No one had left the company. Those who were not there anymore were the ones who had been fired. Those who stayed worked hard, liked the boss, and would do whatever they were asked to avoid being fired.
Stockholm syndrome, or something else?
What was going on?
Was it the Stockholm syndrome, the odd psychological phenomenon in which prisoners identify with and love their captors?
One of the clients mentioned above told me I simply did not understand that people love to be challenged to do their best, and that those who were fired feel like losers – and are, if they do not meet the boss’s standards.
What happened to treating people with understanding, giving them a chance, being civilized, developing them …?
Then, while watching some top-notch sports coaches, I had an insight. These coaches are extremely demanding, and if someone repeatedly fails to meet their standards, s/he is out. They are tough as nails, curse a lot, demean people, shout, and expect the impossible.
But the teams love them, and no one wants to be fired.
It is not toughness that people resent. Rather, they resent when the manager is not fair. To be a tough and unfair manager makes those who are being managed become rebellious. But to be a humane and unfair leader makes people despise you.
We often confuse being fair with being nice. It is not the same at all.
What does it mean to be “fair”?
Whatever you do as a leader, whatever decision you take about people, be sure it is a “clean” decision – which means you must get your ego out of the way. Pay attention only to the situation, and respond to the situation. Do not let your personal agenda become involved.
A good coach would be a better coach if s/he did not scream and yell. Bit if s/he does, it must be in order to build a winning team, not to build his/her own self-confidence and sense of power.
People want to work for a winning team, one whose standards of behavior are high, and they appreciate a leader who imposes such standards.
Whether a manager is bad or good depends on how fair or unfair s/he is, not whether his/her style is rough or soft.
Do we teach managers what “fair” means and that they should take decisions without fear as long as their decisions are fair?
To me, being fair often involves exhibiting tough love, and not all of us like being tough.

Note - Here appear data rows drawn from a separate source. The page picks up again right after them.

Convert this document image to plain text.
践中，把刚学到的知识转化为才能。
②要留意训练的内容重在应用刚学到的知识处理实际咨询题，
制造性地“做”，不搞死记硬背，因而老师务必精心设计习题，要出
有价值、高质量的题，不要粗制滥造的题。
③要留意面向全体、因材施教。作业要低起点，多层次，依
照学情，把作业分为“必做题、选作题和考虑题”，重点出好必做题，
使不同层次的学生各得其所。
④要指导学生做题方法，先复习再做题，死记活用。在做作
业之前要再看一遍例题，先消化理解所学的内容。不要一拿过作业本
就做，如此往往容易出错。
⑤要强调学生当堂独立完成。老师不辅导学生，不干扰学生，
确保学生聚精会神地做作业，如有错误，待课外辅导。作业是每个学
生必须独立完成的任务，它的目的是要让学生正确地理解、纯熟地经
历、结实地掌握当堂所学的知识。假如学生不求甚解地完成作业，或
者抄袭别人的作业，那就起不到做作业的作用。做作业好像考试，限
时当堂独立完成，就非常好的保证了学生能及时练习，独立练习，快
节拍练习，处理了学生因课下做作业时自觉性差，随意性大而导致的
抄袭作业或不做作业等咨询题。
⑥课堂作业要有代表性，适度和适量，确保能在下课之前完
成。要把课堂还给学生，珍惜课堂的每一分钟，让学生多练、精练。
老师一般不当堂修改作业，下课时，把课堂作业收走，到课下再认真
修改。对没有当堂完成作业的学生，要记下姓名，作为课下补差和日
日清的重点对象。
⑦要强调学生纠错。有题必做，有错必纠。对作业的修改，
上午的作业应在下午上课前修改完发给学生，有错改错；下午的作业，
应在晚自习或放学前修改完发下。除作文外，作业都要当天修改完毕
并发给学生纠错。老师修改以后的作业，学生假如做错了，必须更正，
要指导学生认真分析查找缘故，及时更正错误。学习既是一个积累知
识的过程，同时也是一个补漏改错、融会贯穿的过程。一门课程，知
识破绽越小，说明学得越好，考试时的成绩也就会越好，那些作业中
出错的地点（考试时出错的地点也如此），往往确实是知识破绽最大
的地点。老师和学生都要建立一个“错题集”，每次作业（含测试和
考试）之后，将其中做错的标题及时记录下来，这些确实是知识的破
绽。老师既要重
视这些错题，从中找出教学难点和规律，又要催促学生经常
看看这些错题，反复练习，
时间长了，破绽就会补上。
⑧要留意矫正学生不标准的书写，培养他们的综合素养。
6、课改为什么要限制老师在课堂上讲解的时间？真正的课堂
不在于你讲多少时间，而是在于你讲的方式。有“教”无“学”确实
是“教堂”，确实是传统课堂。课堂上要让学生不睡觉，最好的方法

We do not like being disliked or rejected.
My observation, based on teaching in several graduate schools of business or management and lecturing as a visitor at dozens of others, is that we are developing “autistic” managers – people who can’t relate to those who surround them.
We teach them how to handle computers, do research, analyze numbers, and make presentations … but how to relate to each other? Not really. We might teach them theory, but do we give them experience? No. And that is like teaching people who are color-blind the chemistry of colors and then expecting them to be painters.
It is not strange, then, that some modern trained managers spend more time on their computers, BlackBerrys, or similar devices, than talking to their staff.
Most problems in companies are not about the numbers. They are problems with people; the numbers are merely the manifestations of the problem.
We are teaching our management students how to deal with manifestations rather the causes.
Do we realize what we are doing? Can we change?